Amid the public uncertainty, data continues to pile up. The average global temperature last month was the highest for any January on record. Last year was a record warm year in the United States. The past nine years are all among the 25 warmest on record for the contiguous United States, a streak unprecedented in records dating back to 1896. Scientists say 2007 could be the warmest yet globally.

But there is a disconnect between what scientists know and what the public believes. In order for Americans to embrace an issue like climate change as a nationally serious concern, they first have to believe that the problem exists and that the results would be bad for people, Krosnick said.

“Most Americans believe that,” Krosnick said. However, they also have to be highly certain about the problem. “Only 7 percent are extremely sure of their views about climate change, another 25 percent are very sure and 41 percent only somewhat sure,” Krosnick said. “So there’s lots of room for potential increase in certainty.”

Krosnick's research finds scientists are frustrated. "They've been sounding alarm bells for over a decade, saying, ‘We have a really serious problem with the environment and we're destined for a train wreck down the road. How come nobody is listening?'"

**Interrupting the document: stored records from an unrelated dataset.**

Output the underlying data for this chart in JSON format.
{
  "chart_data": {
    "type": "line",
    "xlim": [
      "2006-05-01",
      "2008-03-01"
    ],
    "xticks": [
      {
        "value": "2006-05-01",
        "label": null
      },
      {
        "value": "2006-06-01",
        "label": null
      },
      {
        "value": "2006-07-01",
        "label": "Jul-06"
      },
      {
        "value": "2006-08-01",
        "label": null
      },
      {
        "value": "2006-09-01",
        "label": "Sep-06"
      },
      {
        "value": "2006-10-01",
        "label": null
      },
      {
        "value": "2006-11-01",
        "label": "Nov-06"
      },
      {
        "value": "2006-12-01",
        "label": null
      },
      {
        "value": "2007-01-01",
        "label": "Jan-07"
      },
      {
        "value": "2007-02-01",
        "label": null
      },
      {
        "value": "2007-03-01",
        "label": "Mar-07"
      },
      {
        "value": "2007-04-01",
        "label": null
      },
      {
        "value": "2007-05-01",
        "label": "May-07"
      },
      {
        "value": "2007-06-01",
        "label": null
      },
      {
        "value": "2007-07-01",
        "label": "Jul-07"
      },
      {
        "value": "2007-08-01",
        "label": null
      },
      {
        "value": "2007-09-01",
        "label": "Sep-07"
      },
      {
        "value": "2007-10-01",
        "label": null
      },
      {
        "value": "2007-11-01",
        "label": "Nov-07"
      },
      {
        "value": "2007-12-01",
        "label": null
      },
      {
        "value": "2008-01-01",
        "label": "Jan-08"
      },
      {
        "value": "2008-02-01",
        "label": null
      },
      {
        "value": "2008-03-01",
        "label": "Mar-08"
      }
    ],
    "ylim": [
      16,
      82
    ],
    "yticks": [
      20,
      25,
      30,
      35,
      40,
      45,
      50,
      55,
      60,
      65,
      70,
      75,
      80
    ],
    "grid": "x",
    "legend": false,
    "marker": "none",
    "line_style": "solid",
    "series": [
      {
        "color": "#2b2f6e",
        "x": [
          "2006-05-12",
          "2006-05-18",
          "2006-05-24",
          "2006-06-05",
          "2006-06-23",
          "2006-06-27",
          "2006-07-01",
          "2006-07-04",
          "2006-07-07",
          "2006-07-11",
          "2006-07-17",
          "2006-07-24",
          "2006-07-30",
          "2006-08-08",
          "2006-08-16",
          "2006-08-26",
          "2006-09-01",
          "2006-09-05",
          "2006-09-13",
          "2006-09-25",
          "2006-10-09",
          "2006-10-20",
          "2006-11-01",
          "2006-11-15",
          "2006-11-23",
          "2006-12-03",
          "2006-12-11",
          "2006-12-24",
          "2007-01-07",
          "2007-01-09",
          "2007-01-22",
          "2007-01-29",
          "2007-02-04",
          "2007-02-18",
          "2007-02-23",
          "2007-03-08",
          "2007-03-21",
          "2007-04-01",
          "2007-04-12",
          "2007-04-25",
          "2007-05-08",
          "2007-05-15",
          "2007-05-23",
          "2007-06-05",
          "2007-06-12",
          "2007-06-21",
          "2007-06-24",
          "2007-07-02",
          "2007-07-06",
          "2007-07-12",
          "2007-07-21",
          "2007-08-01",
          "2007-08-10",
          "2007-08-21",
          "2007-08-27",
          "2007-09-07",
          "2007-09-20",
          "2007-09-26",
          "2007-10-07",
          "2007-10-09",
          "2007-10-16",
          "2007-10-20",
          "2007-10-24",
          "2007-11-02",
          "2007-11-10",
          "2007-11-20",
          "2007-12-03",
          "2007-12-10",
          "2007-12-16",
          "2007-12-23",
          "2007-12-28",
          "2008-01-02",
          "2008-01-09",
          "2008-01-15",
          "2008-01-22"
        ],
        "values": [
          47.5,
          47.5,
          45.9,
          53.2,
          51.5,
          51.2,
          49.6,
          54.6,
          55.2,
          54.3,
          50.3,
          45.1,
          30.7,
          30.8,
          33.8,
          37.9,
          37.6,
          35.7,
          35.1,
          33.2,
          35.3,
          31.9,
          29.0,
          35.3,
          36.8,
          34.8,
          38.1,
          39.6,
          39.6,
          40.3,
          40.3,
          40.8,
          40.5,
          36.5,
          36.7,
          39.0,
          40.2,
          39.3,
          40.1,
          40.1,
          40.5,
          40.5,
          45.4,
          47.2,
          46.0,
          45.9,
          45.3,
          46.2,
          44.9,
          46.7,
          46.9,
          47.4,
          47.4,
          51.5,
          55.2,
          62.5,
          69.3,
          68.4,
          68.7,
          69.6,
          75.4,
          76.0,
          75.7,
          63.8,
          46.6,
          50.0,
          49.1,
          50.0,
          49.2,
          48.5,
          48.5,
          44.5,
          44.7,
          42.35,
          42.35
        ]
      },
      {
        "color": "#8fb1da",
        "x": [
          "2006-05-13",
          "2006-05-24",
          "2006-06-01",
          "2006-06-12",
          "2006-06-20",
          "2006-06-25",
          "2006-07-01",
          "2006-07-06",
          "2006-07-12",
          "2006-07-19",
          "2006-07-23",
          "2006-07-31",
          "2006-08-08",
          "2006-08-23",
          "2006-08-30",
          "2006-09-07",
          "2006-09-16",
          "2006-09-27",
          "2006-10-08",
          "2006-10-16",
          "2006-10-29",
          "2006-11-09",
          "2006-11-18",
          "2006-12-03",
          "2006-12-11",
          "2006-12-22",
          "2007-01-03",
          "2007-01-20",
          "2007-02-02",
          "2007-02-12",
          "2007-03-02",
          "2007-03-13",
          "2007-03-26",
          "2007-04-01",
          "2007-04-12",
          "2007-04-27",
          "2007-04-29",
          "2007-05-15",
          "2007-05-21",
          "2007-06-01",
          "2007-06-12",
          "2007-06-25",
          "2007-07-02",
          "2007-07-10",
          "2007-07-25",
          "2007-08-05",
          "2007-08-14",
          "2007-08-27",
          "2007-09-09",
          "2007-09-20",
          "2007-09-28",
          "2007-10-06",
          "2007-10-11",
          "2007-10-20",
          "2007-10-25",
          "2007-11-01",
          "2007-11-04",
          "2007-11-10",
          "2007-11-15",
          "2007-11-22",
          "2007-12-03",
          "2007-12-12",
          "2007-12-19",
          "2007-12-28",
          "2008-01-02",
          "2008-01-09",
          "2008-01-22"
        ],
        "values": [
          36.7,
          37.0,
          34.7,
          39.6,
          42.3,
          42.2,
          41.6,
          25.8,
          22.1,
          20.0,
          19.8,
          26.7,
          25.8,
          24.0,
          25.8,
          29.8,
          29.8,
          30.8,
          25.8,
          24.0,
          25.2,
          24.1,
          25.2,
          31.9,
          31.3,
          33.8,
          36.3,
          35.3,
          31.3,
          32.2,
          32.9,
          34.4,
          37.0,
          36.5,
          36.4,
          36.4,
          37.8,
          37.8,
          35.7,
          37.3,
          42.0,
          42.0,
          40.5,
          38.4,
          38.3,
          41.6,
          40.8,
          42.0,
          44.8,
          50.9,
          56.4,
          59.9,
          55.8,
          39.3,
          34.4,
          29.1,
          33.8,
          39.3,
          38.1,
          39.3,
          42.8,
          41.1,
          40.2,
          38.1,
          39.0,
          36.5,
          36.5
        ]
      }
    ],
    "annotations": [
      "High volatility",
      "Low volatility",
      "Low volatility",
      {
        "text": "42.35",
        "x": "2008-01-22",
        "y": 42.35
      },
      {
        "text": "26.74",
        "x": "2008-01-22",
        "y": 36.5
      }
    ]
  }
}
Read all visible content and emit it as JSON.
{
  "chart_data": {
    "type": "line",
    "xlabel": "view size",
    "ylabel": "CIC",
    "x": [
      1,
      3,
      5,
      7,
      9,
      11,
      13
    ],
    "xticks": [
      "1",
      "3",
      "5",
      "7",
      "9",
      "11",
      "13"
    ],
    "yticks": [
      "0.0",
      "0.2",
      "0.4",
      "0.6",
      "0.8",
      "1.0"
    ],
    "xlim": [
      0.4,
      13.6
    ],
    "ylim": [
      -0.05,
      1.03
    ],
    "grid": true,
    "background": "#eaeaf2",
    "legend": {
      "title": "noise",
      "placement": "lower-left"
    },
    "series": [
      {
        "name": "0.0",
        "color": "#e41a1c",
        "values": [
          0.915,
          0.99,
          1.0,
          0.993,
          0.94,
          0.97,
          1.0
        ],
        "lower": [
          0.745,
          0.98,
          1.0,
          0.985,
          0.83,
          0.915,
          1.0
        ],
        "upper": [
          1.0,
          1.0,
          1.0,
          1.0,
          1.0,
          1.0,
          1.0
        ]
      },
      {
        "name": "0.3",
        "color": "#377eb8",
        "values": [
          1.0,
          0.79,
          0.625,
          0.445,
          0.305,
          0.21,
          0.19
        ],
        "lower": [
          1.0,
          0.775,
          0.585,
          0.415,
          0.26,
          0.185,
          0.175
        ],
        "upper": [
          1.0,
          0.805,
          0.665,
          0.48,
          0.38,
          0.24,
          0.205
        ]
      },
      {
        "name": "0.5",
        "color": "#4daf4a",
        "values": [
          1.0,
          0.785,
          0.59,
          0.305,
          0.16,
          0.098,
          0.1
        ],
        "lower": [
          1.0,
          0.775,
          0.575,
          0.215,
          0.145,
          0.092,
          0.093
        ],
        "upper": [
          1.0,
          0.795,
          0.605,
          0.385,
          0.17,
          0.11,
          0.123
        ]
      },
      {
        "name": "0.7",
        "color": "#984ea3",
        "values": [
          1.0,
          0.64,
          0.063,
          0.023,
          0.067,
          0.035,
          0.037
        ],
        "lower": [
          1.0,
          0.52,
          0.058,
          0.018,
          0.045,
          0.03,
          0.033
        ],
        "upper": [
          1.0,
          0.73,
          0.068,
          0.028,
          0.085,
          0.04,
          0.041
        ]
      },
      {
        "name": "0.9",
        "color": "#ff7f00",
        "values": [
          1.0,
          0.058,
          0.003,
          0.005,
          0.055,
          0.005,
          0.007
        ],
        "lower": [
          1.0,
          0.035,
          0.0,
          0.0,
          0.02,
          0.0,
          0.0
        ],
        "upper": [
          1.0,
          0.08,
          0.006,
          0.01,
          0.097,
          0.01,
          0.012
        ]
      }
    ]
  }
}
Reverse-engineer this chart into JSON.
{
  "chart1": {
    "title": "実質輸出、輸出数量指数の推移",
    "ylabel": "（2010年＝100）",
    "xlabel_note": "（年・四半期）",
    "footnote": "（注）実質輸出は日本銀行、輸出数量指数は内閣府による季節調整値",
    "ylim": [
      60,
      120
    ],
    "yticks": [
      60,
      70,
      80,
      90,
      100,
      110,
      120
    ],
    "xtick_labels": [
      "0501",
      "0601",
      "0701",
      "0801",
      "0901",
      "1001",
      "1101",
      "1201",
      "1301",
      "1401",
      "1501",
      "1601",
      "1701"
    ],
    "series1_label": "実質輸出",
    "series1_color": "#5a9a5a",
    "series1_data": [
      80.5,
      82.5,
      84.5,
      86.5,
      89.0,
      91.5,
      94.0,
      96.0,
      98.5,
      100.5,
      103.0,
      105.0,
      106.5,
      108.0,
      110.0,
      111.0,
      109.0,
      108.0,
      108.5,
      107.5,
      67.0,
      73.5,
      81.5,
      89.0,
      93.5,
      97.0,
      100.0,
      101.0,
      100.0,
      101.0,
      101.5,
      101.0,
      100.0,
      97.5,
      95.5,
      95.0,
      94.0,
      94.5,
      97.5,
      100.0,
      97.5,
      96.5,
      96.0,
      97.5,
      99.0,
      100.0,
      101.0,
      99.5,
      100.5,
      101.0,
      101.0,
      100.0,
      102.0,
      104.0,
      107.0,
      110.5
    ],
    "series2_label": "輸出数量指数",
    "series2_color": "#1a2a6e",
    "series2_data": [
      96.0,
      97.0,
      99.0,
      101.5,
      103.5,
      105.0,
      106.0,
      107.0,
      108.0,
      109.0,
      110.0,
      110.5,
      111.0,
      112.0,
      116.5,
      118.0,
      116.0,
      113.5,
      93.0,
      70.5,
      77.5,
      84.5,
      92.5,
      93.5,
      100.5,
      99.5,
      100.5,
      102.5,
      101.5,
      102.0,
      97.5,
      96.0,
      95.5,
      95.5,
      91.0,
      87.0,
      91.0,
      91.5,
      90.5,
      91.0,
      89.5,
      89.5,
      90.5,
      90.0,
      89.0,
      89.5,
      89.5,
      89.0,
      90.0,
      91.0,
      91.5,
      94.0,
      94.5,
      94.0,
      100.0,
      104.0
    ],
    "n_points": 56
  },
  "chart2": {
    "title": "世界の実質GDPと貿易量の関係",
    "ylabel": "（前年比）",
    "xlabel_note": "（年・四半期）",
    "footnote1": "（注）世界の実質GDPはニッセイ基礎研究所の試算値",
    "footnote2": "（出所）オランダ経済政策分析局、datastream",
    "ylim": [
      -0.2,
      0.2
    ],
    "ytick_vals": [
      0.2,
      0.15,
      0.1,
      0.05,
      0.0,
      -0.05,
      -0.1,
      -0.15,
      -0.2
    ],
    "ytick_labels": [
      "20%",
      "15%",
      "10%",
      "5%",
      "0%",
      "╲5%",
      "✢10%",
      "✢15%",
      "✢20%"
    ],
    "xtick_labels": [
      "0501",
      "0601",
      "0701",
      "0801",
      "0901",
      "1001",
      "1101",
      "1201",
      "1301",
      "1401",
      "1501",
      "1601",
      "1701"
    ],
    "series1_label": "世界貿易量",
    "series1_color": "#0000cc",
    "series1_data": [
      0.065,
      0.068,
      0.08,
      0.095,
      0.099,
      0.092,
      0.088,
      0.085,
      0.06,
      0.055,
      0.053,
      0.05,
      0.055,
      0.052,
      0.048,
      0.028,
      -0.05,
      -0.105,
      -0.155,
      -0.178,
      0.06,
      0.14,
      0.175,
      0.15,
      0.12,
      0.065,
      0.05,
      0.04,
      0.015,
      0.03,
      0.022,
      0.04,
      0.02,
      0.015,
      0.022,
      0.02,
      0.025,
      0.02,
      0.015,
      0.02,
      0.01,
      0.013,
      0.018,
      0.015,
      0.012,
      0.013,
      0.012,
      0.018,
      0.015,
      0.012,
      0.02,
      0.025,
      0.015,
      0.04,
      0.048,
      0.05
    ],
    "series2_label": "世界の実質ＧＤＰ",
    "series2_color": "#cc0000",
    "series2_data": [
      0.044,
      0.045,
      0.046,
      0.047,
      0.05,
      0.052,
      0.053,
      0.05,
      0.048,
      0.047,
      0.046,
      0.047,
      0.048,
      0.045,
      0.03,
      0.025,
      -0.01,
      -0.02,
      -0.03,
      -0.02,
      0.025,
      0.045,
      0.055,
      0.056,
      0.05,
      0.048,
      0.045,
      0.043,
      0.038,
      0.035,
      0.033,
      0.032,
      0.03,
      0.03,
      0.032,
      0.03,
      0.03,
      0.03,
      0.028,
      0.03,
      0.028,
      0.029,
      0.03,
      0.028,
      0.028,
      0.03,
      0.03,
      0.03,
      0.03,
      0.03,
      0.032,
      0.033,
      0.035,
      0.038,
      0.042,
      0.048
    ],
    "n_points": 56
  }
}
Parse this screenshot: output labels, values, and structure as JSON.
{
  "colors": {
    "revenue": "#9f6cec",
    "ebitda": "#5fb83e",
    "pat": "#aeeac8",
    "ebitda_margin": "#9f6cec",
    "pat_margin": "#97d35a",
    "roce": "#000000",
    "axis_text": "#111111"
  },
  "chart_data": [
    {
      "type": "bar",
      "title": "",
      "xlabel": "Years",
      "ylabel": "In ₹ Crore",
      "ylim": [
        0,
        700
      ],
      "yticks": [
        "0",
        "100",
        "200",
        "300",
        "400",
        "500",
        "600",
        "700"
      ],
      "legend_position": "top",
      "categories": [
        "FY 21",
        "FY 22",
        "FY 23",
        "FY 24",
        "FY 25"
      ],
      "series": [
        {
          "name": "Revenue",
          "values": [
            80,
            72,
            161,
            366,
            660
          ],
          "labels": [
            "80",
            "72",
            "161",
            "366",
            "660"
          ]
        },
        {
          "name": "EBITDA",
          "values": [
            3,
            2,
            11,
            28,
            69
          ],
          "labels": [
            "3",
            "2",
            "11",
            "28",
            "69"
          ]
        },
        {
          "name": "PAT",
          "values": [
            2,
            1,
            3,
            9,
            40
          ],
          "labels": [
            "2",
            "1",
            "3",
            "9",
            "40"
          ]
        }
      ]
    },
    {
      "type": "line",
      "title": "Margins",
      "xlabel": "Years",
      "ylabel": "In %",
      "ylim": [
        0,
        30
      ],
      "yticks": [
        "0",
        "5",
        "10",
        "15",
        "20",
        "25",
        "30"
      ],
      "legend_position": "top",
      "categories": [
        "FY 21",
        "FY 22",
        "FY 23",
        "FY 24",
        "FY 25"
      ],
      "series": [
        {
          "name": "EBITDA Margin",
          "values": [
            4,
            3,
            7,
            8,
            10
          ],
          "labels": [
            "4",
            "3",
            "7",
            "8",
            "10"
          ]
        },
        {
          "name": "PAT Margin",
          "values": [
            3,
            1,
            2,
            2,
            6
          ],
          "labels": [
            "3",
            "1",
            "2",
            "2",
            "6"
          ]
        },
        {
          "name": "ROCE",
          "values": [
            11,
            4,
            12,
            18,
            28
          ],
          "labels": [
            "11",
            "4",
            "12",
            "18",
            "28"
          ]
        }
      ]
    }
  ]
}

Many scientists assume that the public doesn't understand or accept their work.

"That is wrong," Krosnick said. Most Americans believe the world has been heating up, probably as a result of human activity, and that this will be bad for people, he said. But because people lack absolute certainty, global warming does not arouse a constantly heightened level of public concern.

Additionally, Americans believe that unless they caused the problem, they should not interfere with what’s happening with the climate.

“So in other words, if Mother Nature is doing her thing, then we cope with it and don’t try to manipulate it,” Krosnick said “But if we damage nature then it’s our responsibility to undo it and it is, in fact, a national problem.”

Only 42 percent of Americans blamed climate change on people in last year's poll, Krosnick said.

And lastly, people aren’t willing to acknowledge something is a problem unless it can be fixed, because otherwise it’s just too upsetting.

Media's role

The role of scientists and media is not to be forgotten in affecting public opinion, Krosnick said. Good scientists always leave room for potential mistakes and doubt when reporting their work, but communicating their natural uncertainty can cause reservation in the public mind.

When we ask people, 'Do you think scientific experts that study the climate mostly agree that the climate is heating up or do you think that there is a lot of disagreement,' 64 percent of Americans said that there is disagreement in the scientific community,” Krosnick said.

This false belief, Krosnick explained, seems to be tied to the efforts of the news media to tell a balanced story.

“Many of the stories have not only the mainstream scientific opinion on climate change but they also have some attention to the skeptics—four people, I guess, that make a good living doing this—and the skeptical point of view has more prominence in the media than it does in the scientific literature,” Krosnick said. “And that’s what’s contributing very importantly to this belief.”